Em encontro realizado na última sexta-feira (14), na sede do Consulado da Itália no Rio de Janeiro, o ministro da Economia do Brasil, Paulo Guedes, debateu com empresas italianas e apresentou oportunidades para negócios e relações comerciais entre os dois países.

O ministro disse o que a Itália, principal investidor entre os países que assinaram um memorando de entendimento para facilitação de investimentos com o Brasil, pode esperar sobre a nova política econômica do Brasil.

“Vocês (empresas italianas) vão sentir que as coisas vão melhorar. Estamos sempre abertos para ouvir, temos uma economia de mercado”. “Se as empresas italianas estavam indo bem com o Brasil afundando, imagina agora”, informou Guedes.

“O Supremo Tribunal federal cria jurisprudência para todas privatizações. A Petrobrás ia vender subsidiária de gás, pois sua prioridade é o petróleo. Precisamos de energia mais barata, quebrar monopólios. O Brasil girou todo à esquerda e não deu certo. Primeiro, com o PMDB, depois com o PSDB, com o PT. Agora temos aliança de centro-direita. Associa-se a direita ao autoritarismo porque o governo militar era de direita. Mas agora está tudo andando. É importante manter as economias integradas para manter nossas democracias. O Brasil está se aperfeiçoando”, acrescentou o Ministro.

Em seu discurso, Guedes falou também sobre planos futuros para a moeda brasileira em relação aos vizinhos sul-americanos

“Vamos consolidar a aliança com o Mercosul. Tentar criar a moeda única, o peso-real, criar um corredor para a América Latina. O mundo teria umas quatro moedas fortes. Além do peso-real, o euro, dólar, o yuan, da China”.

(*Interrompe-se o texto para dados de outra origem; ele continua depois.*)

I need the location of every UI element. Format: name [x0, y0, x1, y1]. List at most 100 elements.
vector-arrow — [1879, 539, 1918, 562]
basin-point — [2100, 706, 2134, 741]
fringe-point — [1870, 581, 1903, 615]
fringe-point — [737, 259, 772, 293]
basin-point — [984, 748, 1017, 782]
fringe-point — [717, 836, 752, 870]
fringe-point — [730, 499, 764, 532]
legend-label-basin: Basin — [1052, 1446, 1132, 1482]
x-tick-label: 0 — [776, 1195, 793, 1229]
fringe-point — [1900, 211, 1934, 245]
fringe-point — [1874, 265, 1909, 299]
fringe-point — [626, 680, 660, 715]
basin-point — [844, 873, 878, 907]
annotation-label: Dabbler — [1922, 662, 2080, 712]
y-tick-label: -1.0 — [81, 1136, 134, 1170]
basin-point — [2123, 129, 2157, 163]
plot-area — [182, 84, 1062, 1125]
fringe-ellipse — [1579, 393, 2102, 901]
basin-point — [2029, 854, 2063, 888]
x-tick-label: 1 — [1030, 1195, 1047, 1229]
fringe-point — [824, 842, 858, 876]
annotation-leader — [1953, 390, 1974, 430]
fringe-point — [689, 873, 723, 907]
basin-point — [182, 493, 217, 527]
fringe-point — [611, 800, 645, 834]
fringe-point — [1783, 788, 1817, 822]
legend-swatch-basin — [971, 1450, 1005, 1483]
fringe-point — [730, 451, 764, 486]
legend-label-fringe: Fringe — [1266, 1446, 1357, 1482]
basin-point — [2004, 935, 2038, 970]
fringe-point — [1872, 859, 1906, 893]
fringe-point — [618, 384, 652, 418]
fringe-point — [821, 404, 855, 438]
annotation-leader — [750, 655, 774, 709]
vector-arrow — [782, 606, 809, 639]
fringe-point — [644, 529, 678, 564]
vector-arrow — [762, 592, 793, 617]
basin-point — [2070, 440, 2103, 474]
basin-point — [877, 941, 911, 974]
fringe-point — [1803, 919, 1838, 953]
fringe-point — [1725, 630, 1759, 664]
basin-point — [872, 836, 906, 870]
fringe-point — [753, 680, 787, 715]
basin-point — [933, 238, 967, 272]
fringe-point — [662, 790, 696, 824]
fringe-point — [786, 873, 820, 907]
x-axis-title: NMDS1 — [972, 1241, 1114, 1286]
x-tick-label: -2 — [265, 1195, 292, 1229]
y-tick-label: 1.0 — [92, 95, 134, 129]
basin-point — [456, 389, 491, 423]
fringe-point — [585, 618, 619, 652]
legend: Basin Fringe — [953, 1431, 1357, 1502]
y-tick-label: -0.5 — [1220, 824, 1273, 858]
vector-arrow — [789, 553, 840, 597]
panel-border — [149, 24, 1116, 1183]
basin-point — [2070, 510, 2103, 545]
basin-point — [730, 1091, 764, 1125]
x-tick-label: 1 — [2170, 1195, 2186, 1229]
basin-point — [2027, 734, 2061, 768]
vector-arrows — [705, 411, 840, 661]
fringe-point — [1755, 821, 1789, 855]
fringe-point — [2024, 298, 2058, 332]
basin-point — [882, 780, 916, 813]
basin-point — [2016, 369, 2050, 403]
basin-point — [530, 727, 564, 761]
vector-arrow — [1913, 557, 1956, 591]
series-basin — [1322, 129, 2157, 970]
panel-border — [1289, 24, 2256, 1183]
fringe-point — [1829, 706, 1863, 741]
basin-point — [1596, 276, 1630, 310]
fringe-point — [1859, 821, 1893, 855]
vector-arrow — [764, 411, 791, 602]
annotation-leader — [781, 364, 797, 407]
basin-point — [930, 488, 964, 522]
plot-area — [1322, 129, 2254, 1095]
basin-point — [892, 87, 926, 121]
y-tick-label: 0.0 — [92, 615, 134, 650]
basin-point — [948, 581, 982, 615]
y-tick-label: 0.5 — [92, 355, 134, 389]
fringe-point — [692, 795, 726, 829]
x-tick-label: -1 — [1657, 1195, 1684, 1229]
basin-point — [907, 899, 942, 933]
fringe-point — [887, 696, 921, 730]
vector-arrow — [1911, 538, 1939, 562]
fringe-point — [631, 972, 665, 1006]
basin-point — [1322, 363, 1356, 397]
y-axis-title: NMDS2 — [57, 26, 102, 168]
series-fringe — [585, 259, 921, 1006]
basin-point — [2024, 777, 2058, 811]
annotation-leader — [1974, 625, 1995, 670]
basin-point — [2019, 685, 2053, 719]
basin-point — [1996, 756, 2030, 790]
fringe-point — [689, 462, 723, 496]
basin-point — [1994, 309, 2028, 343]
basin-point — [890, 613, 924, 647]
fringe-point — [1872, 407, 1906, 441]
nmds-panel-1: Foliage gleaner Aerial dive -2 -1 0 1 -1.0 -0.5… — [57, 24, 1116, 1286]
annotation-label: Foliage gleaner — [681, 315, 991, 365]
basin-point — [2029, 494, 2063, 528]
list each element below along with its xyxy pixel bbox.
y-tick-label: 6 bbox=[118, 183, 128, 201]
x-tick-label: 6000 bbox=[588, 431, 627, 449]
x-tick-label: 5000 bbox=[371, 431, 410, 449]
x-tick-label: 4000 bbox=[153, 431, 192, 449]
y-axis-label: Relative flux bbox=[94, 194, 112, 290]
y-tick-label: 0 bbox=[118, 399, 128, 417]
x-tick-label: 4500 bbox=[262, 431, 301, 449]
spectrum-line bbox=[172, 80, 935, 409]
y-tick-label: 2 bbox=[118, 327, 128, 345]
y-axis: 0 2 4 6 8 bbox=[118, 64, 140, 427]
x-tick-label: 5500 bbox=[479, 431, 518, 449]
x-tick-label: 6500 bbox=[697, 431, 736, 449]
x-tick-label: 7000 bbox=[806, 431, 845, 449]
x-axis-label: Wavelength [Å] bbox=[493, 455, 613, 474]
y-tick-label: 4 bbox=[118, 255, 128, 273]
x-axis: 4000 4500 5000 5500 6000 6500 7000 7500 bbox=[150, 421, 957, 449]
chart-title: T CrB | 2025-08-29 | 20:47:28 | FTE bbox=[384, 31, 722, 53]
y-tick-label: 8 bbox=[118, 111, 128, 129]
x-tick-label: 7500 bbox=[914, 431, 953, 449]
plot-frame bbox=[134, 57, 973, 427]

Além de falar da economia, Paulo Guedes relembrou os laços culturais entre os dois países:

“A presença italiana no Brasil é marcante em energia, comunicações, infraestrutura, mas também na moda. Há laços culturais enormes na história. A cultura greco-romana é o berço da civilização ocidental nas raízes de nossas línguas”.

Presentes também no evento, o embaixador da Itália no Brasil, Antonio Bernardini, e o subsecretário do Ministério das Relações Exteriores da Itália, Ricardo Merlo completaram a mesa de discursadores.

Merlo apresentou um discurso de reforço à importância das relações econômicas e comerciais entre os dois países e o legado da Itália na história do Brasil:

“A imigração italiana é protagonista do desenvolvimento do Brasil. Empresas italianas continuam a apostar neste maravilhoso país. Atividades como energia, telecomunicações, estradas, aço, indústria automobilística estão aqui com destacada participação. Há 969 empresas italianas operando no Brasil. Aumento de 20 por cento com respeito a 2013. É grande oportunidade. A Itália vê o Brasil como sócio estratégico, com muito interesse nos projetos do presidente Bolsonaro. A abertura do comércio internacional é muito importante para que as empresas sigam investindo no Brasil. Vou transmitir às mais altas esferas do governo italiano sobre este evento para consolidar as relações econômicas entre os dois países. Espero que o ministro Guedes venha à Itália em breve”.

Já Antonio Bernardini, o embaixador da Itália no Brasil, destacou a importância do encontro:

“Foi fantástico. O ministro tem diálogo aberto com as empresas italianas, que tem presença muito relevante aqui no Brasil. As expectativas são muito positivas”.